State governments are held to a different standard than private companies, which, regardless of size or complexity, typically produce three consolidated financial statements: a cash flow statement showing cash in and cash out, an income statement showing economic costs and earnings for the period (often noncash, such as depreciation), and a balance sheet listing assets and liabilities. State government financial statements mainly track just cash in and cash out for individual funds. Balance sheets are given for some funds, but not for others: no consolidated balance sheet is given for the entire government (for Commonwealth Foundation's review of all state liabilities, see Slicing State Finances, Part III: Debt).  

Ideally, the various government entities would be consolidated as a matter of legal fact, not just for reporting purposes. The General Fund Stabilization Act, House Bill 1988 (Rep. Grove), would consolidate numerous funds legally into the general fund. A proposed amendment to the state constitution, House Bill 1991 (Rep. Keefer), would prohibit the diversion of general fund revenue into outside funds. 

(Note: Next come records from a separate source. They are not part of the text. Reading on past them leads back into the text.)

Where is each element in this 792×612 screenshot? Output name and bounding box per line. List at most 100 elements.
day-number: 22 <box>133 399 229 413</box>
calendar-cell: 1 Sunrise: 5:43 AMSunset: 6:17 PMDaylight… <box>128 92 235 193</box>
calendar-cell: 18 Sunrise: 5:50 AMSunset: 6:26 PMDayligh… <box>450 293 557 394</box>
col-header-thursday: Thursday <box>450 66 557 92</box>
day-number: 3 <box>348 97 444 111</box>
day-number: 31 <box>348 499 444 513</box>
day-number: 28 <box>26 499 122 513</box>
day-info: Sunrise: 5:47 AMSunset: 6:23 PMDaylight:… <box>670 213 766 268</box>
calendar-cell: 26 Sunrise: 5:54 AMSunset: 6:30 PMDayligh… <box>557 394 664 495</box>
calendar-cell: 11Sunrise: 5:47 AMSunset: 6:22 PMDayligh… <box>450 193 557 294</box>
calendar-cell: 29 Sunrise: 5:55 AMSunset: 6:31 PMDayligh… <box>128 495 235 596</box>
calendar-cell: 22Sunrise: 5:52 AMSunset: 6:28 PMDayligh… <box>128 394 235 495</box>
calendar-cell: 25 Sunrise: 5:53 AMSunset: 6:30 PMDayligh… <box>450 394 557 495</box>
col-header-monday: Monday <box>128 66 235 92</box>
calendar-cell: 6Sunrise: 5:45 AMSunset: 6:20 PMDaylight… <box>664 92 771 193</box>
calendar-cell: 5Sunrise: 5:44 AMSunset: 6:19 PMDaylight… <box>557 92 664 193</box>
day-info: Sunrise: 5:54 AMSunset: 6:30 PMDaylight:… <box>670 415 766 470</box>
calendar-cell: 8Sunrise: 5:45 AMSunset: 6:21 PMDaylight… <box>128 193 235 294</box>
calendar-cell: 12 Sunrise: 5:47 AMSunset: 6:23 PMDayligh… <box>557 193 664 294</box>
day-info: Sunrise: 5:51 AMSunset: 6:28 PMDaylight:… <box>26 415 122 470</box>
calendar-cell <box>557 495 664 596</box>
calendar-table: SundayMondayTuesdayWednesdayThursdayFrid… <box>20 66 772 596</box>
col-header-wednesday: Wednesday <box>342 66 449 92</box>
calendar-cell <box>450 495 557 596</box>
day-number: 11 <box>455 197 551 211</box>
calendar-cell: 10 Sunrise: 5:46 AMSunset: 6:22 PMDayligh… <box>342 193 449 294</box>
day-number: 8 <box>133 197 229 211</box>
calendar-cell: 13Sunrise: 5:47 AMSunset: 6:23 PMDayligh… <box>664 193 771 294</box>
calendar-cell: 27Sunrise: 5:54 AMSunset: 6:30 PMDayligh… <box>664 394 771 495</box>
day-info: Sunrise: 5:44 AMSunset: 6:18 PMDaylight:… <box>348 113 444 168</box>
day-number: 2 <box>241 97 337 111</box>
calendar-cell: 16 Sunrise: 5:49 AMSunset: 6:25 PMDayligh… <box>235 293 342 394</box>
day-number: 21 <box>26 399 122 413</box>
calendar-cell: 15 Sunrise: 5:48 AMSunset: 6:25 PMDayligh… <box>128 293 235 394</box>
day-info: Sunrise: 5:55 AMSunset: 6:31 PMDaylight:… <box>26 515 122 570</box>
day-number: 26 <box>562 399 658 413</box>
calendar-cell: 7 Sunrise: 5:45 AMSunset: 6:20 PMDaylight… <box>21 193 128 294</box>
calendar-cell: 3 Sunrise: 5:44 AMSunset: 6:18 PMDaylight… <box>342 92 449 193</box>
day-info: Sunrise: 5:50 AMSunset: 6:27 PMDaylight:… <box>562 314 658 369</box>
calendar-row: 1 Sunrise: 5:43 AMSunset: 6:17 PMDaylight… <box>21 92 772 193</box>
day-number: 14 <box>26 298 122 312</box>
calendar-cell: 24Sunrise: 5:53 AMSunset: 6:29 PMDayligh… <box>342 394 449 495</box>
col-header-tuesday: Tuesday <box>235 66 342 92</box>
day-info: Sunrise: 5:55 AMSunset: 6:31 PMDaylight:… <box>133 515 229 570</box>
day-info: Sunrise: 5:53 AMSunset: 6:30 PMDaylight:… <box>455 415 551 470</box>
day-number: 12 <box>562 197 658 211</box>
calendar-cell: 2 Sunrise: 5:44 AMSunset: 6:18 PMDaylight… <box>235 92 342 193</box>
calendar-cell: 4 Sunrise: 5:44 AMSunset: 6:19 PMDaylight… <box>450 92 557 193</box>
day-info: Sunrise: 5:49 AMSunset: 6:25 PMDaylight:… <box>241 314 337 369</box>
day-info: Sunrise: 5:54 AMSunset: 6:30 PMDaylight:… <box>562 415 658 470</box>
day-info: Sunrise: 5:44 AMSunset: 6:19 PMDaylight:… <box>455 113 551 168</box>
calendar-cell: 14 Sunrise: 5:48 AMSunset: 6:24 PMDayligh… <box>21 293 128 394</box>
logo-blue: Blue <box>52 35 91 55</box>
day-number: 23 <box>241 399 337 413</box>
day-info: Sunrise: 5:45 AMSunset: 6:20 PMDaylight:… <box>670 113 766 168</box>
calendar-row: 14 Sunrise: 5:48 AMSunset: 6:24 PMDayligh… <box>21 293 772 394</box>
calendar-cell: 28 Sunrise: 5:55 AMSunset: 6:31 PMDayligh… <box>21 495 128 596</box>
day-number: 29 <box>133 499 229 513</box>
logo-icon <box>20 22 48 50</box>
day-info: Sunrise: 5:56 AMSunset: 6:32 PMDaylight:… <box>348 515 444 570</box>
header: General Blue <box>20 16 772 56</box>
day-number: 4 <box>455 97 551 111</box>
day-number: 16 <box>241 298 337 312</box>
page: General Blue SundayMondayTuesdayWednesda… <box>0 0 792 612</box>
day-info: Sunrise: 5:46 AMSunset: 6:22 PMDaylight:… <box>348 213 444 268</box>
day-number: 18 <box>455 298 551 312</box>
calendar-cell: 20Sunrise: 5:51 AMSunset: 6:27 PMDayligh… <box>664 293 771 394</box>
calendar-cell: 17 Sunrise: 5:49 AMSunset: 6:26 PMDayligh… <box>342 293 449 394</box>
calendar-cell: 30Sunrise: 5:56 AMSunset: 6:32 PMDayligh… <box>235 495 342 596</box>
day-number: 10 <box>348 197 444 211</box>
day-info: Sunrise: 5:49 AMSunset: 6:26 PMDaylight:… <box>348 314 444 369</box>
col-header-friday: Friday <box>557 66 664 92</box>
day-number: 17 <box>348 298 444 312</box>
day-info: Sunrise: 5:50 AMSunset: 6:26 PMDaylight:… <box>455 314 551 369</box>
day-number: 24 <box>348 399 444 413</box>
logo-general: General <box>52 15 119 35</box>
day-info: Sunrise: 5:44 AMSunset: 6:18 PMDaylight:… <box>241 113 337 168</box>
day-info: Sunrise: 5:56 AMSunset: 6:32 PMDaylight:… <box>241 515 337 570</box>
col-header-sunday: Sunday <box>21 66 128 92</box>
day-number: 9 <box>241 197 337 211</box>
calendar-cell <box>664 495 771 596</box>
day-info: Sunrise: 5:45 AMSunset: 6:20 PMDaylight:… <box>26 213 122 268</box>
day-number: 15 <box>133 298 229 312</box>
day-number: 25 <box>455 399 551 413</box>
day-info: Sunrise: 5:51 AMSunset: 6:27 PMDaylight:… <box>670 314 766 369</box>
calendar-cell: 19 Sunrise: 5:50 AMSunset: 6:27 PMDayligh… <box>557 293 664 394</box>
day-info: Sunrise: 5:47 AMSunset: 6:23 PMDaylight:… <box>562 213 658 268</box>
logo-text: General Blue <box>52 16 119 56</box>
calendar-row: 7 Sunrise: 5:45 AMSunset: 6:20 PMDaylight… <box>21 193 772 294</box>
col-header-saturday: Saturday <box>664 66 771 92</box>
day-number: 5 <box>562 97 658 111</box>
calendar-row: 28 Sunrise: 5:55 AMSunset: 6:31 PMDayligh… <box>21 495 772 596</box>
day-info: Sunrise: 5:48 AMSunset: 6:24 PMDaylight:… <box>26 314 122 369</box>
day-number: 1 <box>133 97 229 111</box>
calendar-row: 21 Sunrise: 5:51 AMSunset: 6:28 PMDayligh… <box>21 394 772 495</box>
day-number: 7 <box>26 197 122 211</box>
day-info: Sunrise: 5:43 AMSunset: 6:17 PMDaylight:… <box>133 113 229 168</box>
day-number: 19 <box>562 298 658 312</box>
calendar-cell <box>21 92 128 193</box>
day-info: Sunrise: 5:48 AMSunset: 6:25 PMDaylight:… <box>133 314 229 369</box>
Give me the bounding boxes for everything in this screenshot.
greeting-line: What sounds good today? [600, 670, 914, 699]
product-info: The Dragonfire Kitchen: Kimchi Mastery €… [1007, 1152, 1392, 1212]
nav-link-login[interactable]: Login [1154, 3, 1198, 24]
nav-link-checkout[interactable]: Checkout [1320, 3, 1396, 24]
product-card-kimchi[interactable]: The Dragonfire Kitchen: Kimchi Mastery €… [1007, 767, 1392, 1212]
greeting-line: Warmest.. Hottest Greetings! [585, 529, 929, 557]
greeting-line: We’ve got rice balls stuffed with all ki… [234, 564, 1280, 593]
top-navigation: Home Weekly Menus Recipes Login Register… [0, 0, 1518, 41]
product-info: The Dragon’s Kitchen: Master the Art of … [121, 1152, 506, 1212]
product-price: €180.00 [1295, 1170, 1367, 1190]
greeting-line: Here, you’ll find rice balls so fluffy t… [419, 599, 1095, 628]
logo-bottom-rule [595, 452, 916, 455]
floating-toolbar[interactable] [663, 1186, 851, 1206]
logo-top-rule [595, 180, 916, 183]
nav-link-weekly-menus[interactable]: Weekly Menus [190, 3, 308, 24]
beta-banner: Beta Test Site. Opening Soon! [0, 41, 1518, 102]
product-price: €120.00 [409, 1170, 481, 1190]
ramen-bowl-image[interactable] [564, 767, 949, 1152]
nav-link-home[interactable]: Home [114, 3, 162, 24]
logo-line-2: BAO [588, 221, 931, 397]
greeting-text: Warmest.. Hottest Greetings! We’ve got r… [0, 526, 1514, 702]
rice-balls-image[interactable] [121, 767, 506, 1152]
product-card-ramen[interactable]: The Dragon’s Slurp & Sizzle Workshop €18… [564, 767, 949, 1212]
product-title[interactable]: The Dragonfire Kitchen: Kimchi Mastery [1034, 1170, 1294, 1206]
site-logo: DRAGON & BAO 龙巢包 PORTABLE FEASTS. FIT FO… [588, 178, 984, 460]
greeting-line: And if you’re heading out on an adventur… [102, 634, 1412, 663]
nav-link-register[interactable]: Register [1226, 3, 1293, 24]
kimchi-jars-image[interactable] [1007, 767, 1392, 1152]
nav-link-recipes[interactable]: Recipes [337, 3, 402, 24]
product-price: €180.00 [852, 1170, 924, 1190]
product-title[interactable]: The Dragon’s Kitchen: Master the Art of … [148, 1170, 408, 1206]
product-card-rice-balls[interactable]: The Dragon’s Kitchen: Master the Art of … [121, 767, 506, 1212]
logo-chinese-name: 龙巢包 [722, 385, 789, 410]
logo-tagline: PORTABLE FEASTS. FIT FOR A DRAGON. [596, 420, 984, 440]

Timely Fiscal Information 

Information is a powerful tool for budgeting. Pennsylvania's 2018–2019 fiscal year ended June 30, 2019, and its CAFR came out December 12, 2019, six months later. This is the last complete picture of Pennsylvania's finances that the public has. Pennsylvania is in line with the standard 180 days to deliver a CAFR, but the private sector is held to a much higher standard. Johnson & Johnson, for example, a company whose total revenue is similar to Pennsylvania's total budget, released its annual financial report for the year ended December 30, 2019, just two months later.   

The Independent Fiscal Office and the State Treasurer provide some financial information in close to real time: in fact, the State Treasurer's disclosure portal gives the cash balances for a variety of state accounts. However, lawmakers can't make good fiscal decisions with just a check register: lawmakers and citizens need timely comprehensive financial statements.   

The coronavirus panic will end soon enough, but it is not a unique event: it is not even the first severe financial stress the state has faced in the last dozen years (that would be the 2008-2009 banking crisis).  After balancing the current budget, lawmakers should turn their focus to the long-term structural reforms detailed above in order to place the commonwealth in a better position to meet the inevitable next economic downturn.